Но они это сделали. Капитан кинулся в рубку, к штурвалу.

— Донби, держи Тома, чтобы не сдуло! — и налёг на рукояти.

«Дед Мазай» нехотя повернулся спиной к шторму. Тонкая мачта перед рубкой изгибалась, но держала парус. Ветер по-прежнему ревел, струи дождя, как и раньше, были похожи на резиновые жгуты, но гром взрывался уже в некотором отдалении. А в движении судна появилась осмысленность. Оно шло по прямой, послушное рулю, хотя волны ещё захлёстывали корму.

К счастью, все это случилось на широком разводье, вдали от берегов. И впереди тоже открывался простор. Над ним сквозь ослабевший дождь осторожно проглянула солнечная щель. Сушкин понял, что на этот раз стихия пощадила его. «Дед Мазай» выдержал штормовой напор.

«Хороший ты мой», — сказал Сушкин пироскафу (впрочем, сейчас это был не пироскаф, а парусник).

Дядя Поль окликнул из рубки:

— Том помоги старому Поддувале на руле…

Том подскочил, вцепился в рукояти.

— Что-то спина застонала после встряски, — пожаловался капитан.

— А я перепугался, как зайчонок, — честно сказал Сушкин. — Даже заорал с перепугу… Дядя Поль, ты слышал?

— Что можно было слышать в такой свистодуй? Да и заорал ты, скорее всего, не с перепугу, а для разрядки нервов. Такое бывает даже с опытными матросами…

— Может быть, — охотно согласился Сушкин. — А ещё, наверно, оттого, что брякнулся плечом о нактоуз. Вон какой синячище…

— Изрядный… Ну, ничего, заживёт Поздравляю тебя, Том, с морским крещением. Правда, здесь не море, но переделка была, почти как в Бискайском заливе. Хорошо, что стихает…

— Наш Поликарп любит драматические сравнения, — ласково сообщил Бамбало. Две страусиные головы торчали в распахнувшемся окне рубки. Дон спросил: — Поль, пивка не осталось?

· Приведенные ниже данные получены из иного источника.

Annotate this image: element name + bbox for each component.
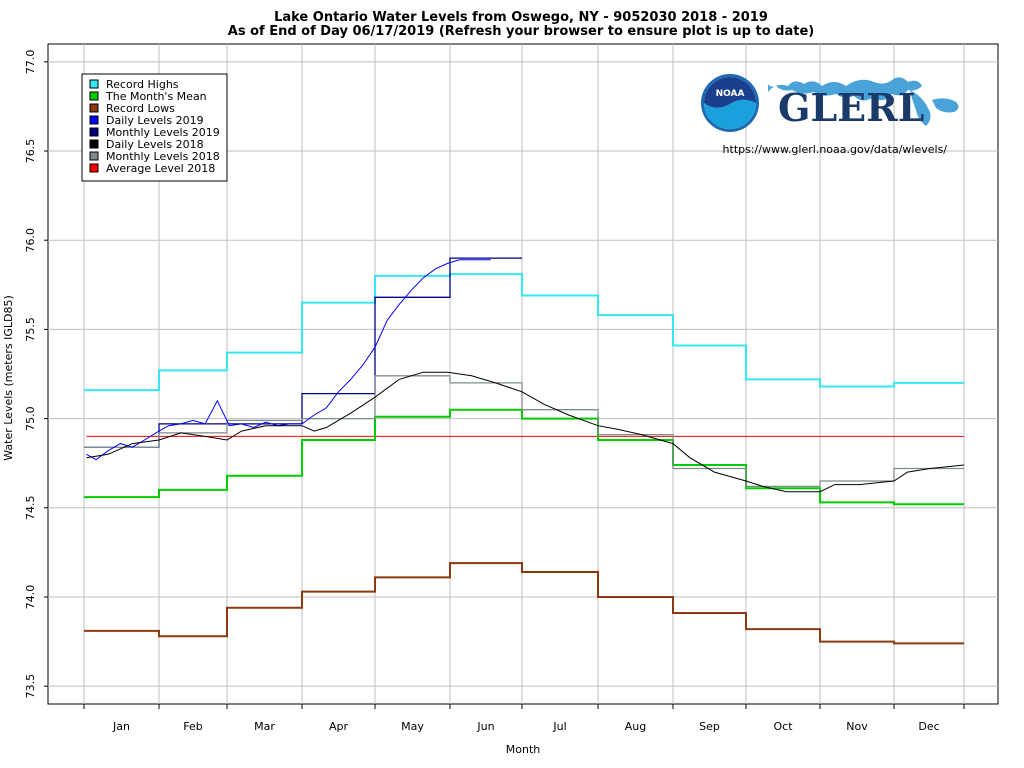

— Сгиньте, изверги, — велел капитан. — Том, смотри, там за мысом, кажется, скрытая от ветра бухта. Давай, свернём туда. Станем на якорь и будем зализывать раны…

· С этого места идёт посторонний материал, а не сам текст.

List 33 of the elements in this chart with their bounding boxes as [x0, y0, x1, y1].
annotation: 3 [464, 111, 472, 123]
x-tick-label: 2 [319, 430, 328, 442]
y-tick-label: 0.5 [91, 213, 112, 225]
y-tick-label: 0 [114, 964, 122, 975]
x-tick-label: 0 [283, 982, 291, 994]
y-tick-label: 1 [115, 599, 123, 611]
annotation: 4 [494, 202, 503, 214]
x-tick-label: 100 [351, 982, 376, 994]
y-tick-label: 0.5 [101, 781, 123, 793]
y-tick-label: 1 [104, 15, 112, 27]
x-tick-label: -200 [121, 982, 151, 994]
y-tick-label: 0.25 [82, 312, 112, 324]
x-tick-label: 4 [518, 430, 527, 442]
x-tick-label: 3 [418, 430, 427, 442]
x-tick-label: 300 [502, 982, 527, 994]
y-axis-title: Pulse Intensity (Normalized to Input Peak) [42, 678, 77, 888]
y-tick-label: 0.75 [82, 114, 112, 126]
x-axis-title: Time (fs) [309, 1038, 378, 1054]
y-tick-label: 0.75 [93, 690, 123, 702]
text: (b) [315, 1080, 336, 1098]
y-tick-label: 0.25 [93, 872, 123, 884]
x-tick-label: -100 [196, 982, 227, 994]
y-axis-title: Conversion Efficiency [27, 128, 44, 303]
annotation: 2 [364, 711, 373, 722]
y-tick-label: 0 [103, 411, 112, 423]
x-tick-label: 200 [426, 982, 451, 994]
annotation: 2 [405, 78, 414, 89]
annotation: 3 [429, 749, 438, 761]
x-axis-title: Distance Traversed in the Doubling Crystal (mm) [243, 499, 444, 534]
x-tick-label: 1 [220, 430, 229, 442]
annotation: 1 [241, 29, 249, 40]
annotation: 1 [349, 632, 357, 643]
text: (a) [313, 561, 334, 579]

— Лево руля, — скомандовал себе Сушкин. И налёг на рукоять плечом (не тем, где синяк, а другим).

Повернули у самого мыса, сбросили парус, по инерции прошли вплотную к берегу. Отдали якорь, потравили канат и закачались на мелкой ряби — метрах в двадцати от песчаной полосы.

— Уф, — сказал капитан Поль. Похоже, что остальные сказали так же.

Здесь совсем не дуло. Пахло сырым песком и береговой травой.

Капитан осторожно проговорил:

— Я, конечно, не смею настаивать, но если бы у нашего самоотверженного Донби нашлись силы приготовить хотя бы маленький обед.

— Что вы делали бы без Дона и Бамбало, — с горделивой ноткой сказал Дон. — Том, ты сможешь помыть морковку для супа?..

— Смогу! Ура!..

Наследник Юга

Гроза ушла, будто её и не было.

После обеда потянуло в сон, однако капитан Поль заявил:

— Тихий час отменяется. Нам пора позаботиться о топливе…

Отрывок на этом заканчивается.